Our own Dan Hawtof recently shared insights about how sales incentives are changing with Channel Marketer Report. In the article, he urges companies not to reward all sales team members or partners the same way. Instead, he suggests evolving incentives programs to adapt to recipients’ changing demands and the emerging preferences for corporate rewards.

Here’s an excerpt:

  1. Incentives are not just for closed sales. Companies want to drive sales with their incentive programs, but the industry is moving beyond the traditional SPIF model. More businesses are shifting their investment from focusing solely on post-sale rewards to including rewards for key behaviors that could eventually drive more sales. For example, training, following up on leads, reporting new opportunities and providing demos.
     
  2. Rewards aren’t exclusively for sales personnel anymore. There are numerous people/roles within an organization’s sales ecosystem that can influence a sale or generate leads. Progressive companies recognize that and are identifying rewardable behaviors from a variety of participants that contribute to the sales cycle. Then, they’re offering tailored rewards accordingly.
     
  3. Easy is “in.” Participating in sales incentive programs has traditionally been time-intensive and cumbersome. Now claims can be submitted online—even via smartphone or mobile device—and proof of performance requirements can be minimized.
     
  4. People want anywhere, anytime access.

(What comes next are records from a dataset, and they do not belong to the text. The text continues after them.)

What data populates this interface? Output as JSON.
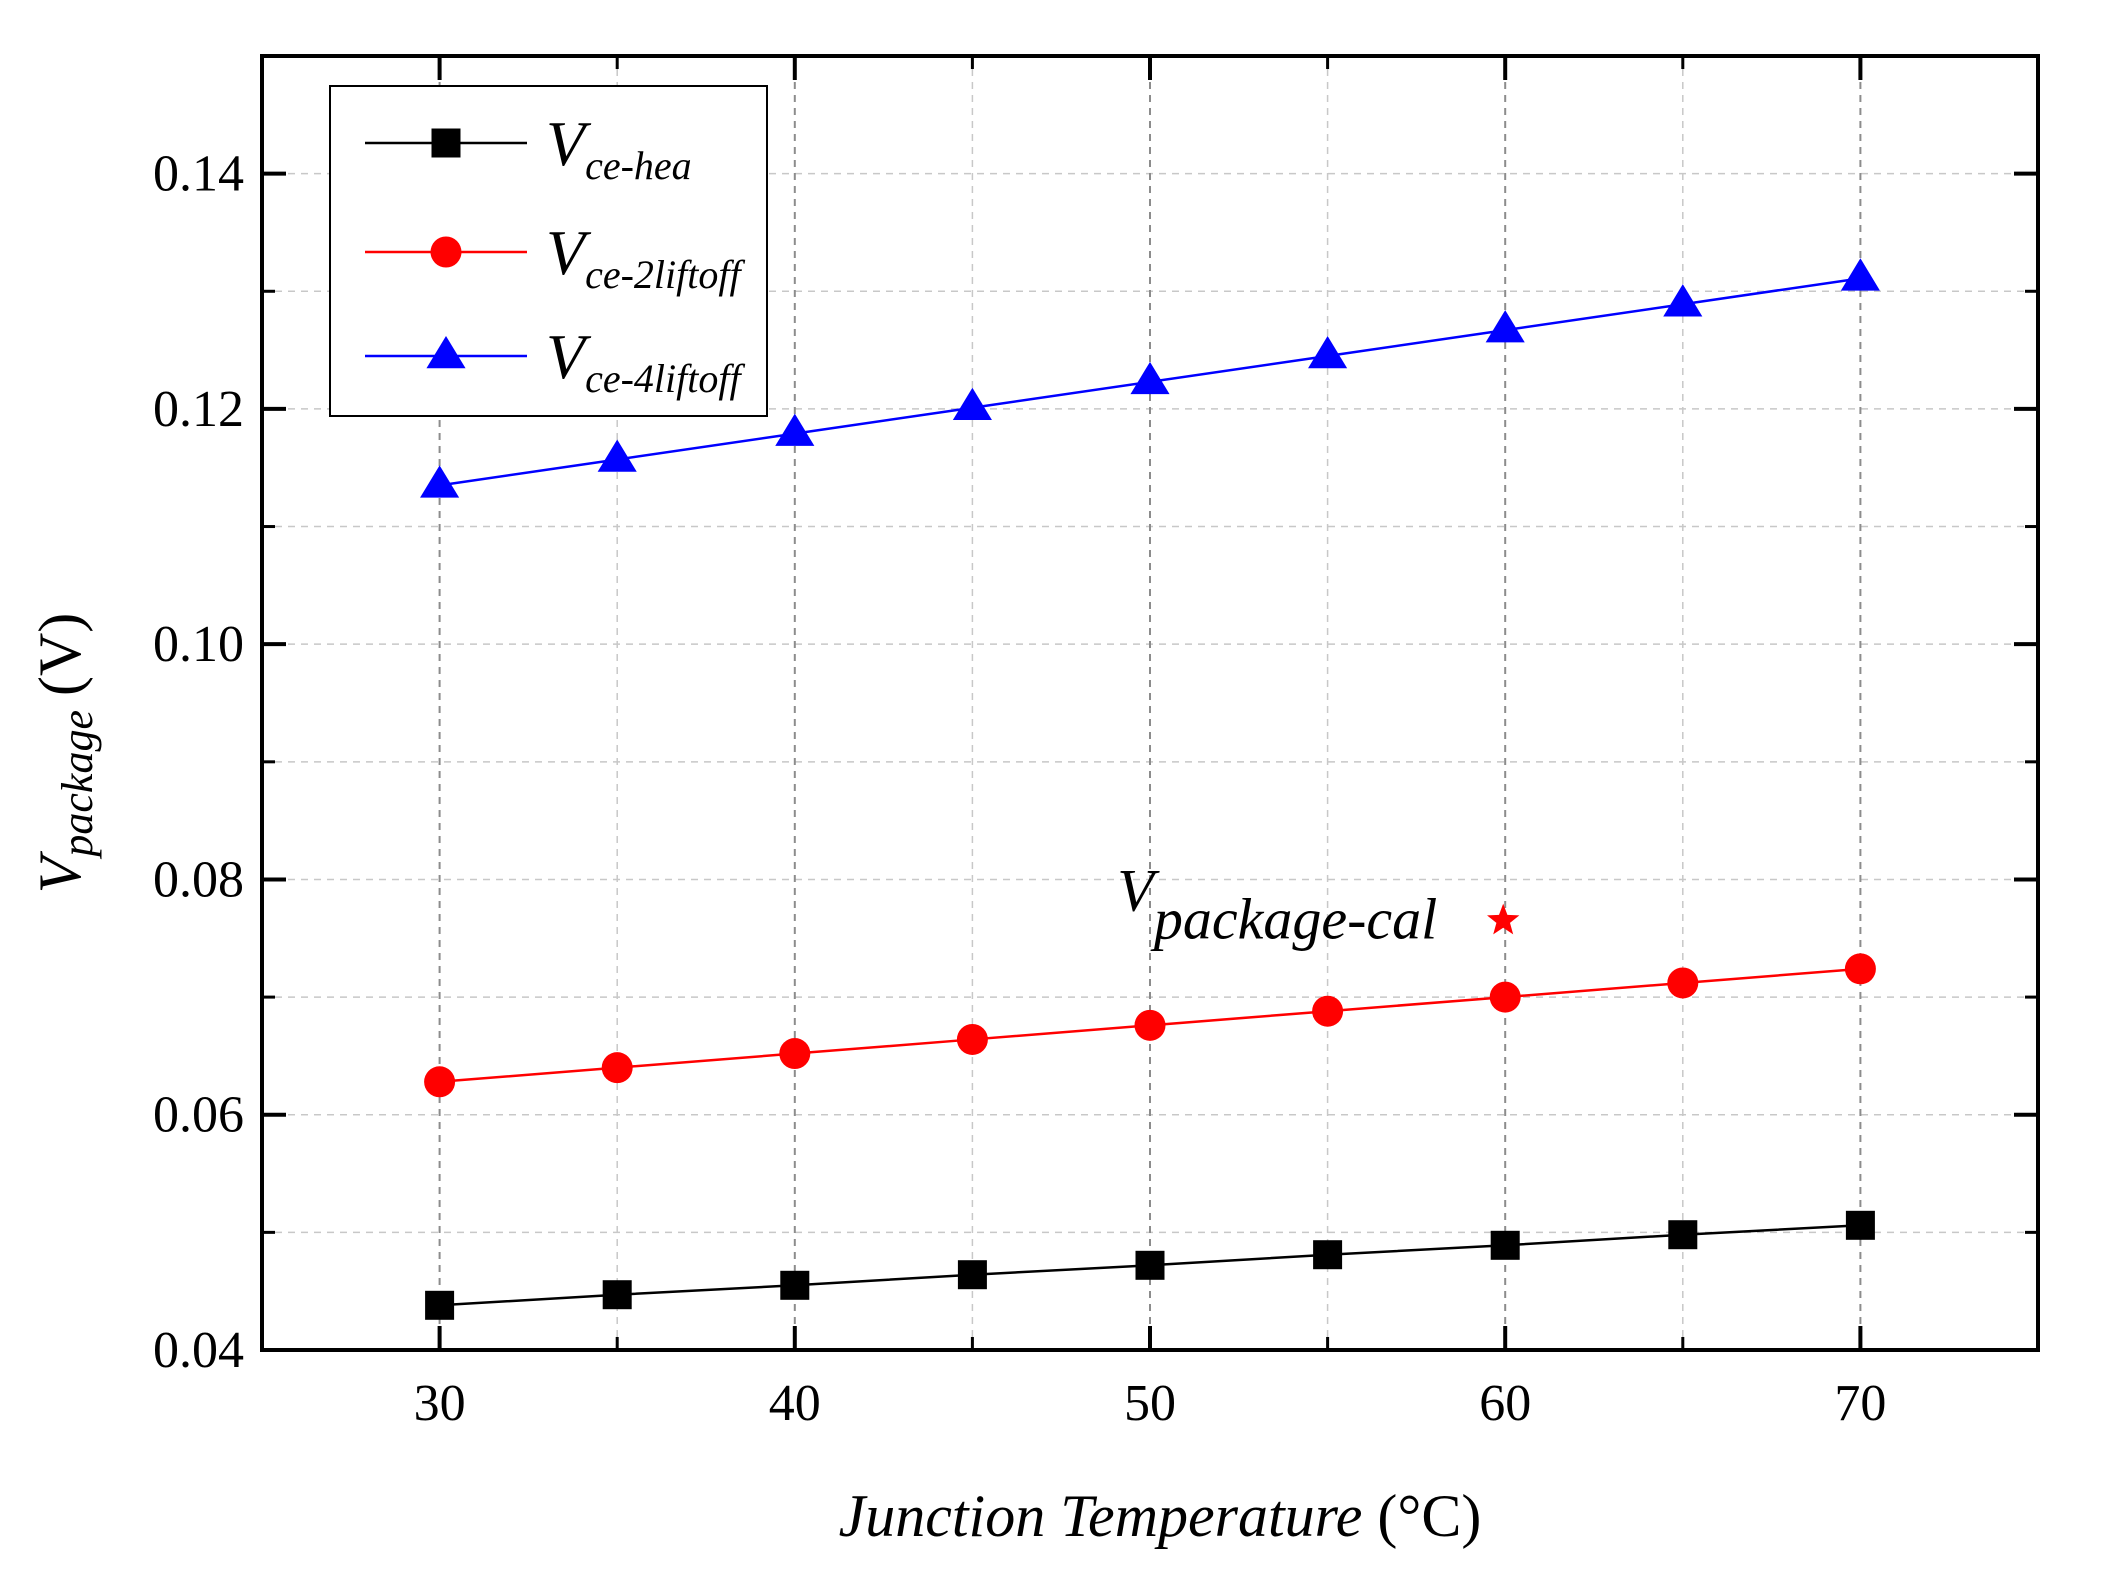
{
  "chart_data": {
    "type": "line",
    "title": "",
    "xlabel": "Junction Temperature",
    "xlabel_unit": "(°C)",
    "ylabel": "V",
    "ylabel_sub": "package",
    "ylabel_unit": "(V)",
    "xlim": [
      25,
      75
    ],
    "ylim": [
      0.04,
      0.15
    ],
    "x_ticks": [
      30,
      40,
      50,
      60,
      70
    ],
    "x_tick_labels": [
      "30",
      "40",
      "50",
      "60",
      "70"
    ],
    "y_ticks": [
      0.04,
      0.06,
      0.08,
      0.1,
      0.12,
      0.14
    ],
    "y_tick_labels": [
      "0.04",
      "0.06",
      "0.08",
      "0.10",
      "0.12",
      "0.14"
    ],
    "grid": true,
    "legend_position": "top-left",
    "x": [
      30,
      35,
      40,
      45,
      50,
      55,
      60,
      65,
      70
    ],
    "series": [
      {
        "name": "V",
        "subscript": "ce-hea",
        "color": "#000000",
        "marker": "square",
        "values": [
          0.0438,
          0.0447,
          0.0455,
          0.0464,
          0.0472,
          0.0481,
          0.0489,
          0.0498,
          0.0506
        ]
      },
      {
        "name": "V",
        "subscript": "ce-2liftoff",
        "color": "#ff0000",
        "marker": "circle",
        "values": [
          0.0628,
          0.064,
          0.0652,
          0.0664,
          0.0676,
          0.0688,
          0.07,
          0.0712,
          0.0724
        ]
      },
      {
        "name": "V",
        "subscript": "ce-4liftoff",
        "color": "#0000ff",
        "marker": "triangle",
        "values": [
          0.1135,
          0.1157,
          0.1179,
          0.1201,
          0.1223,
          0.1245,
          0.1267,
          0.1289,
          0.1311
        ]
      }
    ],
    "annotations": [
      {
        "label": "V",
        "subscript": "package-cal",
        "x": 60,
        "y": 0.0765,
        "marker": "star",
        "color": "#ff0000"
      }
    ]
  }
}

Thanks to the proliferation of mobile devices, people now expect incentives to be seamlessly accessible across a variety of mediums.  This allows participants to administer programs, access claim status, check balance information and redeem points where and when they want from the device of their choice.
     
  5. Limited reward options fall short. Redeeming points for a fixed assortment of travel and merchandise awards no longer has the appeal it once did. Offering participants the flexibility of how, when and where to redeem an abundance of different rewards is essential.
     
  6. Millennials are changing the game. Millennial workstyles, lifestyles and even rewards preferences are quite unique compared to the generations that have preceded them. They are already changing how companies incent and reward sales teams and partners and will continue to do so.
     
  7. More companies are implementing hybrid approaches. Successful companies are offering incentives to the partner organization as a whole in addition to individuals within that organization.